EDIT: took off an excerpt for "selecting variables" that was pointless here, and corrected group variable names.

2 Answers2

2

The variables used in your code and data do not match but in general you can use :

library(dplyr)
  
df %>% 
  select(var1:var10)  %>%  
  group_by(var1, var2) %>% 
  summarise(across(.fns = list(min=~min(., na.rm = TRUE), 
                               Q1=~quantile(., probs = 0.25),
                               median=median(., na.rm = TRUE), 
                               Q3=~quantile(., probs = 0.75),
                               max=~max(., na.rm = TRUE))))
Ronak Shah
  • 377,200
  • 20
  • 156
  • 213
  • Oh, sorry, I wrote generic var names but then decided it was better to have a real sample of my dataset.

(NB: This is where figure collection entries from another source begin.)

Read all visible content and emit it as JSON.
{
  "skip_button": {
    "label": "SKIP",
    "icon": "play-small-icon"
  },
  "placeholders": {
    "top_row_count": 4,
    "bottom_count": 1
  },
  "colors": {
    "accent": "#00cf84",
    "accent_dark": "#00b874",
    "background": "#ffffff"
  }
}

Forgot to change the names. I will edit this right now – Guilherme Pires Arbache May 02 '21 at 16:51
  • @GuilhermePiresArbache btw, `summarise_all` has been deprecated and it is now recommended to use `across`, hence I used that in my answer. You can achieve the same result with `summarise_all`. – Ronak Shah May 03 '21 at 00:16
1

Inclusion of dataset in your question was very helpful. The na.rm = TRUE needs to go in the quantile function.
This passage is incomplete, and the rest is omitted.